14. La dimensionnalité du monde (III)

Jusqu'à présent nous avons discuté de la théorie 5D canonique de Kaluza-Klein, celle des supercordes à 10 dimensions et celle à 11 dimensions de la supergravité. Mais nous n'avons pas encore abordé la sacro-sainte dimension du monde d'un point de vue historique ou mathématique.

Minkowski ajouta le temps aux 3 dimensions de l'espace ordinaire en posant simplement mais génialement x0 = ct. L'extension suivante fut l'insertion d'une coordonnée x4 = l qui, dans la théorie du champ scalaire de Kaluza-Klein, touche la masse. Pour certains mathématiciens, les espaces de Riemann de petites dimensions souffrent de "pathologies algébriques" les rendant inutilisables en physique. Par exemple, pour N = 3, le tenseur d'énergie-impulsion de Riemann-Christoffel, dit tenseur de courbure, peut s'exprimer dans les termes du tenseur de Ricci (qui détermine la densité d'énergie et mesure l'effet de la déformation), ce qui fait que les équations de champ de ce dernier résultent d'une physique plutôt triviale du premier ordre.

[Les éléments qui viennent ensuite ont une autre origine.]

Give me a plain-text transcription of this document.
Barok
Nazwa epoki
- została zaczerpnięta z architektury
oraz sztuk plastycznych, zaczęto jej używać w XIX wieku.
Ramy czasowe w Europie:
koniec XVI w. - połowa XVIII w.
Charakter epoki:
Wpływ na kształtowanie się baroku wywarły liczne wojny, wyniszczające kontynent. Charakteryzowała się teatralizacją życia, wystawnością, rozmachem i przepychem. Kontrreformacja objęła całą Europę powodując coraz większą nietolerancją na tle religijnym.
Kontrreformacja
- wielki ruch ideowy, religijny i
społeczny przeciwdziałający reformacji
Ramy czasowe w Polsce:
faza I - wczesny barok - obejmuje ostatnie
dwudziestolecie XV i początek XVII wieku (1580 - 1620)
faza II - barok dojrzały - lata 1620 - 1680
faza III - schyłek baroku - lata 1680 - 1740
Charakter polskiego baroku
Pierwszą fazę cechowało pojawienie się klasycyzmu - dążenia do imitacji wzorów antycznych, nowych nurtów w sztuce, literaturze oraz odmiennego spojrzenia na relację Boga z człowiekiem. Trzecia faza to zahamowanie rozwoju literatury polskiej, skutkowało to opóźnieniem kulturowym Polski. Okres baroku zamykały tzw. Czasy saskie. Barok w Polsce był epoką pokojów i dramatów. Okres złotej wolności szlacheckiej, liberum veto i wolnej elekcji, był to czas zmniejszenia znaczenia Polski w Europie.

Le choix de la dimensionnalité dépend de la manière dont le théoricien souhaite décrire la physique et représenter ses équations. C'est ainsi que la solution de Schwarzschild à 4D peut être contenue dans un espace plan à 6D. Ainsi que nous l'avons expliqué à propos de la supersymétrie (voir sous 1.), toute solution dans l'espace-temps 4D peut-être enfouie dans un espace plan à 10 dimensions. Ceci soulève la question de savoir si la dimensionnalité du monde est le résultat d'une solution unique. Jusqu'à présent les théoriciens répondent non, a priori, ce qui rend l'analyse d'autant plus difficile.

15. Le principe de Mach

Ici l'idée est que la masse d'un corps localement défini peut dépendre de la distribution de la matière dans tout l'Univers. Formulée par Ernst Mach à la fin du XIXe siècle et admirée par Einstein, cette idée est un sujet universel. Des théories "Machiennes" ont été développées par Hoyle, Narlikar, Liu, Mashhoon, Wesson et d'autres. La revue des principales questions comme la nature de la masse peuvent être trouvés dans les ouvrages de W.Rindler, J.Barbour et H.Pfister, P.Wesson et M.Jammer.

Il est certainement possible de construire de telles théories à la fois dans des univers à 4 et 5 dimensions qui soient raisonnablement en accord avec les observations. Par exemple, dans l'extension à 5 dimensions de la théorie d'Einstein, le modèle Kaluza-Klein est de nature Machienne mais s'accorde avec les tests classiques de la relativité dans le système solaire. La question ouverte n'est pas de savoir si de telles théories peuvent être construites, mais plutôt si elles sont nécessaires.

16. La matière négative

Nous savons qu'il existe des particules d'antimatière (par exemple le positron) qui sont attirées par le champ gravitationnel de la Terre. Une particule constituée de matière négative n'existe pas jusqu'à présent mais dans le même champ de pesanteur elle s'écarterait du champ gravitationnel. Dans certaines symétries des équations de la physique, le principe des masses négatives fait partie des solutions possibles. Ainsi, dans la relation d'énergie qui unit les trois impulsions à la masse d'une particule : E2 = m2 + p2 accepte pour solutions E = ± √m2 si √m2 si v = 0. Cela signifie qu'une particule pourrait présenter des états d'énergie négatifs. Dirac refusa cette idée en invoquant des particules virtuelles saturant tous les états négatifs; leur absence expliquerait le concept d'antimatière.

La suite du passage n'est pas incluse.